SAN DIEGO, May 23, 2016 -- Janssen Research & Development, LLC (Janssen) Phase 3 data presented for the first time at Digestive Disease Week® 2016 showed that a significantly greater proportion of adult patients with moderate to severe Crohn's disease receiving STELARA®(ustekinumab) subcutaneous (SC) maintenance therapy were in clinical remission at one year. The Phase 3 IM-UNITI maintenance study, which evaluated 388 patients who achieved clinical response eight weeks after a single intravenous infusion of STELARA® in the UNITI-1 and UNITI-2 Phase 3 induction studies, showed that 53 percent of patients receiving a STELARA® 90 mg SC injection every eight weeks (Q8W) and 49 percent of patients receiving a STELARA® 90 mg SC injection every 12 weeks (Q12W) were in clinical remission at week 44, the study's primary endpoint, compared with 36 percent of patients receiving placebo (P = 0.005 and P = 0.040, respectively). Clinical remission was defined by a Crohn's Disease Activity Index (CDAI) score of less than 150 points; CDAI is a symptom-based disease assessment tool commonly used in clinical trials to quantify Crohn's disease activity.
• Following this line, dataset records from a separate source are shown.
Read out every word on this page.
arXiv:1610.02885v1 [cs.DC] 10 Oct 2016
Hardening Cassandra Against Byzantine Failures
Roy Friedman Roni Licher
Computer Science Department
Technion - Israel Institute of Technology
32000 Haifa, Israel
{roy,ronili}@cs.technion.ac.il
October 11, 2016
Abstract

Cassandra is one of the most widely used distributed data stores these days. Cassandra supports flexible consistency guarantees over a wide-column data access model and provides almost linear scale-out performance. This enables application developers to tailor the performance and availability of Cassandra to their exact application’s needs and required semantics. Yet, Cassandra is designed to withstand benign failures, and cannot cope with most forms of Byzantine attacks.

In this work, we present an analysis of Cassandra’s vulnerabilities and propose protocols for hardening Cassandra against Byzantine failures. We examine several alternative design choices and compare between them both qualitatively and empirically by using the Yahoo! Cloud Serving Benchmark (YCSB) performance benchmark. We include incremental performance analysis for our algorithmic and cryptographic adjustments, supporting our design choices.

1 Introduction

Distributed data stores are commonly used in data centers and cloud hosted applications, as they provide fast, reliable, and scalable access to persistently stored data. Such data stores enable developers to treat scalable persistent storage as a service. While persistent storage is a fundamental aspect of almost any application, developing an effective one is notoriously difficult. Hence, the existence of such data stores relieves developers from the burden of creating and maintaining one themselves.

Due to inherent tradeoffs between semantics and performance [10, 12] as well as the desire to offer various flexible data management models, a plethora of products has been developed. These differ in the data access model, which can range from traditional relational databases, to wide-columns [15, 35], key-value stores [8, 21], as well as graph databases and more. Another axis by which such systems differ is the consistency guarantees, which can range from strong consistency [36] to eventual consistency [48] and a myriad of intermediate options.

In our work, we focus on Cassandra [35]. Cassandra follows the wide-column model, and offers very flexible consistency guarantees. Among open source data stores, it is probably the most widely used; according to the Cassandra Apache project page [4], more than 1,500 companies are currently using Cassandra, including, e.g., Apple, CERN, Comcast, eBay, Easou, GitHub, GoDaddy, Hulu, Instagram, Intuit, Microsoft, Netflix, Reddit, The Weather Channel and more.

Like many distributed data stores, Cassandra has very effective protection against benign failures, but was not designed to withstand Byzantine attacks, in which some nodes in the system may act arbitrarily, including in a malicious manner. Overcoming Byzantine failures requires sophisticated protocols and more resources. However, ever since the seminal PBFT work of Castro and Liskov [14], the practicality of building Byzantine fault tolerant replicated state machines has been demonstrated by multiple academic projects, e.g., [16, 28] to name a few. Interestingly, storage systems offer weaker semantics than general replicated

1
Applications seeking approval of STELARA® for the treatment of moderately to severely active Crohn's disease are currently under review in the United States and Europe. STELARA®, approved for the treatment of moderate to severe plaque psoriasis and active psoriatic arthritis in many countries, is a novel biologic therapy that targets interleukin (IL)-12 and IL-23 cytokines, which are believed to play a role in immune-mediated diseases, including Crohn's disease.

"The totality of the induction and maintenance data over the course of one year show the potential of this biologic therapy in inducing and maintaining a clinically relevant therapeutic effect in patients with moderate to severe Crohn's disease," said William Sandborn, M.D., Chief, Division of Gastroenterology, and Professor of Medicine, University of California, San Diego, and study investigator. "The results of this comprehensive Phase 3 program-which included anti-tumor necrosis factor (TNF)-alpha naïve, exposed and failure patients-demonstrate the potential of STELARA® to provide significant benefit for patients in need of an effective therapy."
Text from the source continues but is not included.